E Gad Lerner scrive di una “Trincea del Mediterraneo”. Sembra che questi terroristi divoratori di morte, già morti essi stessi, vogliano mettere in scena in qualche settimana l’espansione dell’Islam nel settimo secolo: dall’Arabia Saudita a Bagdad (grazie alla castroneria di Bush!) e dal Califfato, a briglia sciolte, verso il Mediterraneo. In realtà perdono ovunque. Non si vedono folle di derelitti che inneggiano al Califfo. A Tikrit ripiegono sotto i colpi di Sciiti irakeni e iraniani. I Curdi vincono (e ora Ocalan chiude la pagina del terrorismo per aprire quella della nazione curda). A centinaia i foreign fighters stanno lasciando, delusi e  frustrati, lo “Stato” medievale di Al Bagdadi. Tornano a casa, dove magari la fanno finita. Uccidono e muoiono, perché è molto difficile il ritorno alla civiltà dalla barbarie.
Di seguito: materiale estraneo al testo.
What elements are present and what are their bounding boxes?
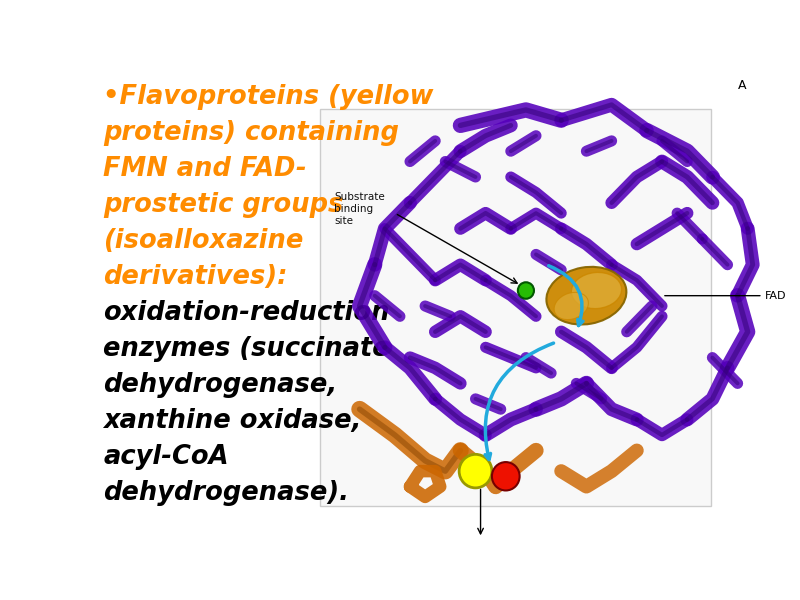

Hanno però una quinta colonna, possente e radicata nella nostra opinione pubblica e nei nostri sistemi democratici. Ed è la paura. La paura ci rende simili a loro. I morti che ammazzano i vivi succhiano paura come i vampiri il sangue. Nei loro fumetti (o videogiochi) così come si sentono: bestie ferite e impaurite che vale la pena di scannare suicidandosi. La quinta colonna sono Marine Le Pen, sono Matteo Salvini e Bibi Netanyahu che speculano sulla paura. Sono gli gnomi della Bundesbank che vogliono cacciare la Grecia. Sono i giornali della destra che evocano la paura dell’Islam, come i loro antenati la giustizia di Dio, davanti al rogo delle streghe. Sono quelli che pensano di gonfiare vendite e share, perché per loro, come per Emilio Fede,“la guerra vale una scopata”. Chi ci difende, i nostri valorosi soldati, sono invece le parigine e i parigini scesi a milioni in piazza l’11 gennaio, sono gli abitanti di Tunisi accorsi ieri al Bardo per dire: “noi no”!

E gli Stati? Dovrebbero finirla di nascondere ambizioni imperiali e invidie, temporeggiando e nascondendo la realtà. La guerra in Siria e in Iraq la conbattono, per noi. Curdi e Sciiti (forse pure qualche ex soldato di Saddam). In Libano è Hezbollah, la prima trincea contro gli uomini del Califfo già al balcone sulla valle dalla Beqa’. Aiutiamoli. Con le bombe,  va bene, ma anche bloccando ogni euro che possa finire nelle casse dei tagliagole. Combattendo le ambiguità di Qatar e Arabia Saudita. Aiutiamoli, dicendo a Israele e Turchia che non è tempo di giocare: chi colpisce il nostro alleato, aiuta il nemico comune. L’Italia di Renzi vuole guidare una missione, in ambito ONU, per ridurre il danno in Libia? Vediamo, ma non se ne faccia un diversivo. Stasera Merkel e Draghi (con Parigi che media) incontrano Tsipras, che ieri ha già consumato il suo crimine: i poveri non paghino l’elettricità, 30mila alloggi ai senza tetto, aiuti alimentari per 300mila. E noi che facciamo? Gridiamo vergogna anche noi oppure guardiamo altrove, tacendo? Lupi non si dimette, Renzi tace, parla il retroscenista: “se si arriva alla mozione di sfiducia, non è detto che ti appoggi”. Che pazienza!